27 March 2014

What’s new in Chrome 34

If you were among the Windows users upset by the decision to remove scrollbar steppers in Chrome 32, version 34 will solve this annoyance and bring arrows back – but only on Windows. I don’t use the scrollbar arrows very often, but when I needed precision positioning inside a page I missed not having that option, so it’s good to have arrows back.

The other big update is ‘Search by Voice’, included by default for English (U.S.) users on Windows, Mac and Linux; you can enable it by going to google.com, clicking on the mic icon and allowing the new feature. Alternatively, you will also find the corresponding option in Settings, called ‘Enable "Ok Google" to start a voice search’. I played around with it a little while writing this blog post and the success rate is not very impressive, the voice search recognized only half of the commands correctly. You have to speak very clearly and define words carefully to get good results. It’s nice that for some search results – I think where Knowledge Graph is involved – you also get a female voice reading back some information from the top hit. Performance-wise though the feature is slowing down the browser and PC considerably, it’s constantly accessing the CPU to detect voice inputs; at least on my work laptop with the Dev version of Chrome I had to turn this off to recover something resembling normal performance.
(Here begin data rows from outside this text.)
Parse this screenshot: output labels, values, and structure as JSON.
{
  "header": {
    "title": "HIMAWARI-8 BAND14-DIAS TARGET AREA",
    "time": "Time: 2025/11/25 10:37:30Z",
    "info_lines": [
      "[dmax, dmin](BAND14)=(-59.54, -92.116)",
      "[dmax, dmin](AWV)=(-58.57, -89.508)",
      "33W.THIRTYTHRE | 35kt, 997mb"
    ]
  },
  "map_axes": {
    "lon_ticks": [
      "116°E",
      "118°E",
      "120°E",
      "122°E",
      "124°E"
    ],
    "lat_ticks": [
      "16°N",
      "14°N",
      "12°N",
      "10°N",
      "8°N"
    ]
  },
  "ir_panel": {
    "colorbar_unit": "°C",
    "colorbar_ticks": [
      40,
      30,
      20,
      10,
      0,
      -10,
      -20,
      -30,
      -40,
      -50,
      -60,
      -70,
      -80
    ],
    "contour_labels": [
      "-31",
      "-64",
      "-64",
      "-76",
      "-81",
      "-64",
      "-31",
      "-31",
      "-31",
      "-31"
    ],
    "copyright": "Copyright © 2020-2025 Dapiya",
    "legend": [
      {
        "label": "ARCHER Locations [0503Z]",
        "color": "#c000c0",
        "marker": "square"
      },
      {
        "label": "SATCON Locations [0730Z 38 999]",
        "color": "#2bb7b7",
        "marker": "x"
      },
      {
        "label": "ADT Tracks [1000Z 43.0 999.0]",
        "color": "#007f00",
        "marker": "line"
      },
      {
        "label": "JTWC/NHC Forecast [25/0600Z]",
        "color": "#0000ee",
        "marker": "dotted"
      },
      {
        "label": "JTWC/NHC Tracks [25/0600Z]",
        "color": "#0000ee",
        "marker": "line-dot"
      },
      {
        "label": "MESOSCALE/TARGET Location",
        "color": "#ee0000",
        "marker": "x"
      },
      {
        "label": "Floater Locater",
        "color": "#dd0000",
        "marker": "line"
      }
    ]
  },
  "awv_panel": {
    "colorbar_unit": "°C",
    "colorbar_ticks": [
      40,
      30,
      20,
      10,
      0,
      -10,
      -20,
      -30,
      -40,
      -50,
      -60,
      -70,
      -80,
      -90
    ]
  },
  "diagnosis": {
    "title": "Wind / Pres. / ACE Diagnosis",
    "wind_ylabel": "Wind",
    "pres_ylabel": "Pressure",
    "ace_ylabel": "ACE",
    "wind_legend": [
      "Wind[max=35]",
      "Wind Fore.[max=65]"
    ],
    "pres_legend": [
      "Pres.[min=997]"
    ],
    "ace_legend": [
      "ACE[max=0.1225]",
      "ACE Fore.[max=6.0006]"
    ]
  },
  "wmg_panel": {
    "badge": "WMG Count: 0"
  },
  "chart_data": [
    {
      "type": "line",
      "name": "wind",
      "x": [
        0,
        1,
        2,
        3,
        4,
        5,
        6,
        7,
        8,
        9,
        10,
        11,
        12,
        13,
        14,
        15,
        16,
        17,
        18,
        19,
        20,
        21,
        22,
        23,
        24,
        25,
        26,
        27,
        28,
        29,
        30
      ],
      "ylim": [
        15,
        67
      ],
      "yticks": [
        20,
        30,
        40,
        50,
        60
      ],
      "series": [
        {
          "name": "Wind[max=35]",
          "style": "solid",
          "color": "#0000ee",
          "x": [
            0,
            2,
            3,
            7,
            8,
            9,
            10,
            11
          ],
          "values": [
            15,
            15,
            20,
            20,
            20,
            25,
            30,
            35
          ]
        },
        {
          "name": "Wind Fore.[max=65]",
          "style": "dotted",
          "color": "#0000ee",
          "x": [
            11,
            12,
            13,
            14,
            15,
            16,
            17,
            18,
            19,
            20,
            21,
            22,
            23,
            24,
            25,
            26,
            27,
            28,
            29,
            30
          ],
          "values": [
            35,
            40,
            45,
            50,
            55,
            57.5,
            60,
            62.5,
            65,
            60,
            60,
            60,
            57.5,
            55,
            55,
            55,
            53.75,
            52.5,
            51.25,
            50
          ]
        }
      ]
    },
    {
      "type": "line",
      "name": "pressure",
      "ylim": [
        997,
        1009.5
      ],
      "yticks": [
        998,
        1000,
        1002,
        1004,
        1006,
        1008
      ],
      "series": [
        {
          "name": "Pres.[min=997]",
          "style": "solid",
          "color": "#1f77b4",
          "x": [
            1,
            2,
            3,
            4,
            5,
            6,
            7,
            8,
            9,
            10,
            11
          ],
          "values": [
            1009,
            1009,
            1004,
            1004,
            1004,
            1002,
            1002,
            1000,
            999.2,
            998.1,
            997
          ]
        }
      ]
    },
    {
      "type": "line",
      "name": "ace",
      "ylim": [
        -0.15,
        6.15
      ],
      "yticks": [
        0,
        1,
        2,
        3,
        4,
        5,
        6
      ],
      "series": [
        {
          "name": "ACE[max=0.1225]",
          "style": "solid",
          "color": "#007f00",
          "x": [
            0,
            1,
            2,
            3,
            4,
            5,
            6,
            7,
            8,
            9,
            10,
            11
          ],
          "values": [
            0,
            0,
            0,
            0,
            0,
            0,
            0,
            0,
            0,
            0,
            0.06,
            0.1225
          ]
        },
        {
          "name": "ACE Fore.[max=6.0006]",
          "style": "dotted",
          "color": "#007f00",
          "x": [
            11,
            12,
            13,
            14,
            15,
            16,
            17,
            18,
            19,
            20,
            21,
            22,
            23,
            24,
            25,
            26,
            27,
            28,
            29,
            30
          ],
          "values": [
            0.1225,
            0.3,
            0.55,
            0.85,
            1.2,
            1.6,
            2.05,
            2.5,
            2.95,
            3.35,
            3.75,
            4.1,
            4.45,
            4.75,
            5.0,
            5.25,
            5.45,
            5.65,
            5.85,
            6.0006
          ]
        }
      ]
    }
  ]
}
Chrome 34 enable OK Google Voice searchChrome 34 OK Google Speak Now

Apart from these two fairly obvious changes, there are a couple of other improvements and fixes:

  • New features for web developers include support for the srcset attribute enabling responsive images, un-prefixed Web Audio API and the CSS property font-variant-ligatures;
  • Externally installed extensions will show users information from the Chrome Web Store, like rating and number of current users. This should make it clearer which extension is installed, so that users can decide if they want to keep it;
  • As another security measure, as well as for better privacy protection, Chrome will start encrypting cookies before writing them to the hard disk;
  • Speaking of cookies, they can now be individually removed or blocked directly from the current tab without going through settings – on Windows at least. To do that, click on the ‘lock’ icon on the left side of the omnibox, click the link ‘Show cookies and site data’, select the cookies from the list and click the ‘Remove’ button;
    Chrome-34-Show-cookies-and-site-data Chrome-34-Remove-website-cookies
  • New incremental changes to the profile manager feature, for example the ability to import supervised users between computers and a new design for the avatar menu button on Mac;
  • The Pinch-To-Zoom gesture has been enabled by default for Windows 8 touch devices, both on desktop and on Metro;
  • A couple of bug fixes have been released, previously affecting bookmarks sync, rendering of external fonts and loading the new tab page.